Il motivo pecca di specificita’ in relazione al requisito prescritto dall’articolo 366 c.p.c., comma 1, n. 3), difettando la verificabilita’, alla stregua del solo ricorso (non potendo soccorrere in via integrativa, ne’ la sentenza impugnata, ne’ gli atti difensivi dei controricorrenti), della riconducibilita’ della fattispecie concreta – che non viene descritta – agli argomenti giuridici svolti a sostegno della censura.
Osserva il Collegio che la tesi difensiva del ricorrente, che intende agganciare l’obbligazione restitutoria dell’indebito al dovere di buona fede nella esecuzione del contratto, potrebbe avere un suo fondamento giuridico laddove fosse stata meglio specificata la natura “qualificata” della prestazione indebita, in quanto cioe’ ricollegata anch’essa alla esecuzione del contratto e non invece riconducibile al mero titolo della “acausalita’” della prestazione, quale spostamento di natura patrimoniale del tutto privo di giustificazione, in assenza di alcun preesistente rapporto giuridico produttivo di vincoli tra le parti (ipotesi contemplata dalla fattispecie di indebito oggettivo delineata dall’articolo 2033 c.c.).
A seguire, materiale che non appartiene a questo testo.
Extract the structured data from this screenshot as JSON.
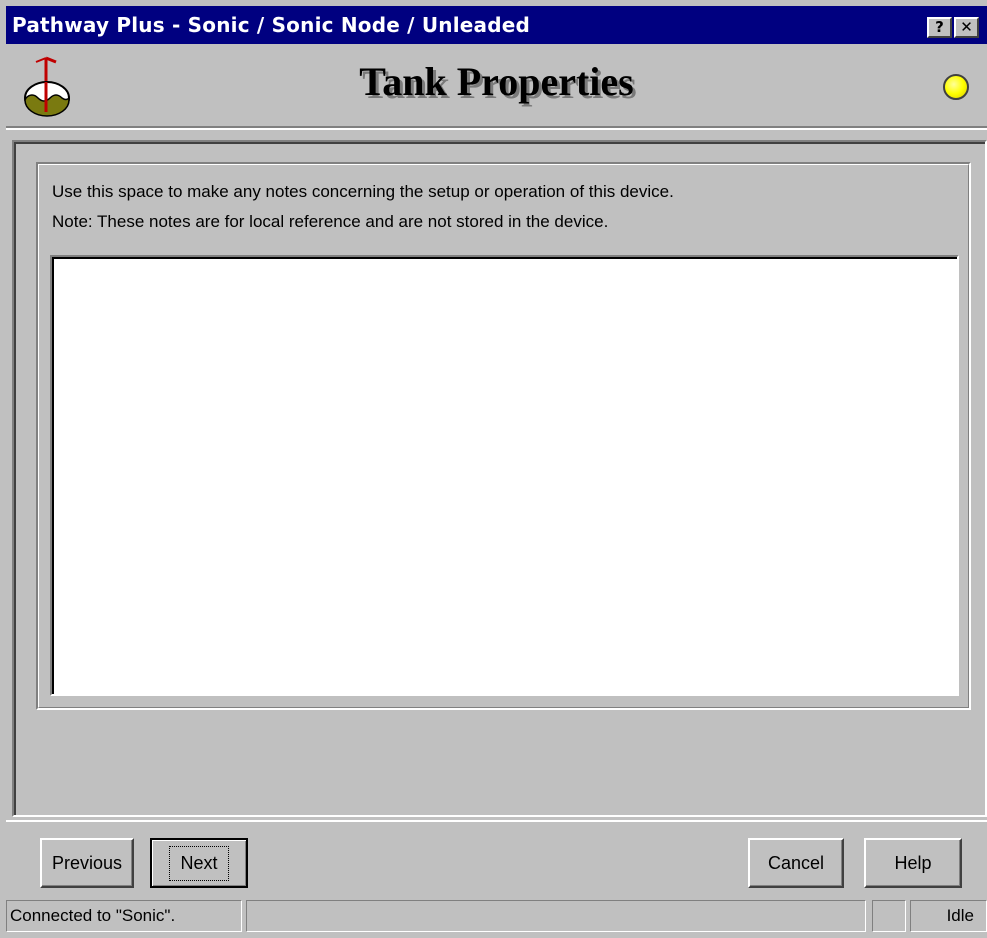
{
  "window": {
    "title": "Pathway Plus - Sonic / Sonic Node / Unleaded",
    "help_button": "?",
    "close_button": "✕"
  },
  "header": {
    "title": "Tank Properties",
    "icon": "tank-icon",
    "status_indicator_color": "#ffff00"
  },
  "notes": {
    "instruction_line1": "Use this space to make any notes concerning the setup or operation of this device.",
    "instruction_line2": "Note: These notes are for local reference and are not stored in the device.",
    "value": ""
  },
  "buttons": {
    "previous": "Previous",
    "next": "Next",
    "cancel": "Cancel",
    "help": "Help"
  },
  "status_bar": {
    "connection": "Connected to \"Sonic\".",
    "middle": "",
    "small": "",
    "state": "Idle"
  },
  "colors": {
    "title_bar": "#000080",
    "face": "#c0c0c0",
    "notes_background": "#ffffff"
  }
}
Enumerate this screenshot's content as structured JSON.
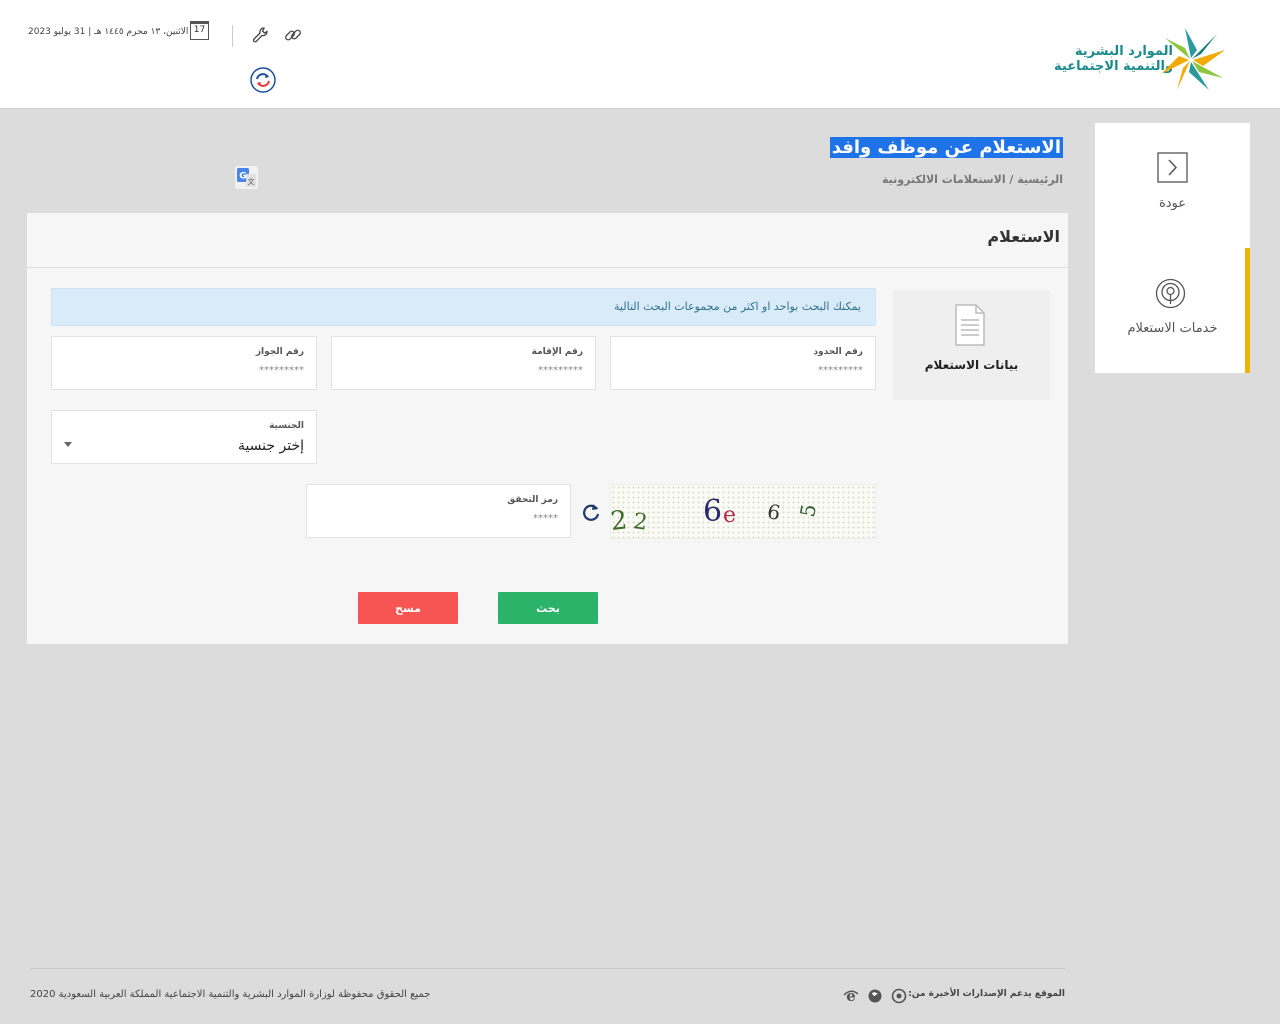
{
  "header": {
    "logo_line1": "الموارد البشرية",
    "logo_line2": "والتنمية الاجتماعية",
    "date": "الاثنين، ١٣ محرم ١٤٤٥ هـ | 31 يوليو 2023",
    "calendar_day": "17"
  },
  "sidebar": {
    "items": [
      {
        "label": "عودة",
        "icon": "chevron-right-icon"
      },
      {
        "label": "خدمات الاستعلام",
        "icon": "broadcast-icon",
        "active": true
      }
    ]
  },
  "page": {
    "title_selected": "الاستعلام عن موظف وافد",
    "title_rest": "",
    "breadcrumb": "الرئيسية / الاستعلامات الالكترونية"
  },
  "panel": {
    "title": "الاستعلام",
    "data_tab_label": "بيانات الاستعلام",
    "info": "يمكنك البحث بواحد او اكثر من مجموعات البحث التالية",
    "fields": {
      "border_number": {
        "label": "رقم الحدود",
        "placeholder": "*********"
      },
      "iqama_number": {
        "label": "رقم الإقامة",
        "placeholder": "*********"
      },
      "passport_number": {
        "label": "رقم الجواز",
        "placeholder": "*********"
      },
      "nationality": {
        "label": "الجنسية",
        "value": "إختر جنسية"
      },
      "captcha_code": {
        "label": "رمز التحقق",
        "placeholder": "*****"
      }
    },
    "captcha_text": "22 6e 6 5",
    "buttons": {
      "search": "بحث",
      "clear": "مسح"
    }
  },
  "footer": {
    "browsers_note": "الموقع يدعم الإصدارات الأخيرة من:",
    "copyright": "جميع الحقوق محفوظة لوزارة الموارد البشرية والتنمية الاجتماعية المملكة العربية السعودية 2020"
  },
  "colors": {
    "accent_teal": "#1a8a8a",
    "active_bar": "#f0b400",
    "search_button": "#2bb36a",
    "clear_button": "#f75454",
    "selection": "#1e73e8"
  }
}
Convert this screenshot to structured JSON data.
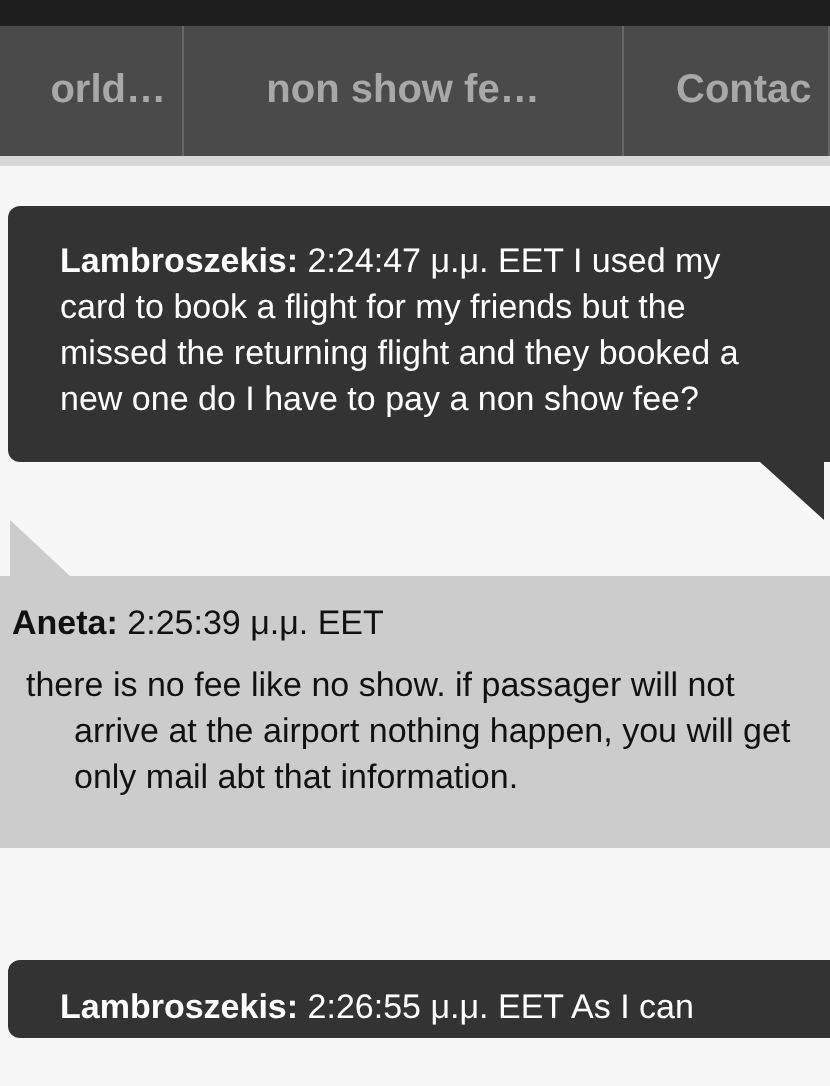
{
  "tabs": [
    {
      "label": "orld…",
      "selected": false
    },
    {
      "label": "non show fe…",
      "selected": false
    },
    {
      "label": "Contac",
      "selected": false
    }
  ],
  "messages": [
    {
      "kind": "outgoing",
      "author": "Lambroszekis:",
      "time": "2:24:47 μ.μ. EET",
      "text": "I used my card to book a flight for my friends but the missed the returning flight and they booked a new one do I have to pay a non show fee?"
    },
    {
      "kind": "incoming",
      "author": "Aneta:",
      "time": "2:25:39 μ.μ. EET",
      "text": "there is no fee like no show. if passager will not arrive at the airport nothing happen, you will get only mail abt that information."
    },
    {
      "kind": "outgoing",
      "author": "Lambroszekis:",
      "time": "2:26:55 μ.μ. EET",
      "text": "As I can"
    }
  ]
}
Difetta in sostanza qualsiasi elemento indicativo di un riferimento della prestazione di pagamento indebito all’adempimento della prestazione dovuta in base al contratto, ma eseguita in modo inesatto, configurandosi in tal caso la inesattezza quale disformita’ tra l’oggetto della prestazione considerato nel programma negoziale e quello della prestazione eseguita in concreto, disformita’ che puo’ aversi non soltanto per difetto ma anche per eccedenza e che legittima il rifiuto del creditore che non abbia interesse a riceverla (articoli 1218 e 1220 c.c.), operando in tale prospettiva quale criterio oggettivo per valutare i giusti motivi del rifiuto, e quindi per verificare l’osservanza del principio di correttezza e buona fede in relazione all’apprezzamento in concreto della idoneita’ della prestazione (nella specie) “eccedente” a soddisfare comunque l’interesse o l’utilita’ del creditore (rendendosi – pertanto – legittimo il rifiuto, in caso di prestazione oggettivamente divisibile, soltanto per la prestazione in eccedenza che – se ad esempio consistente nella consegna di beni in quantita’ superiore a quella pattuita – il debitore e’ tenuto a proprie spese a ritirare ed il creditore – ove abbia comunque preso i beni in consegna – e’ tenuto a restituire).
Possono, infatti, configurarsi obblighi restitutori, nascenti dalla esecuzione delle prestazioni contrattuali, che non devono per cio’ stesso iscriversi nello schema normativo dell’indebito oggettivo ex articolo 2033 c.c., trovando fondamento nello stesso titolo negoziale che regola i diritti e le obbligazioni delle parti contraenti.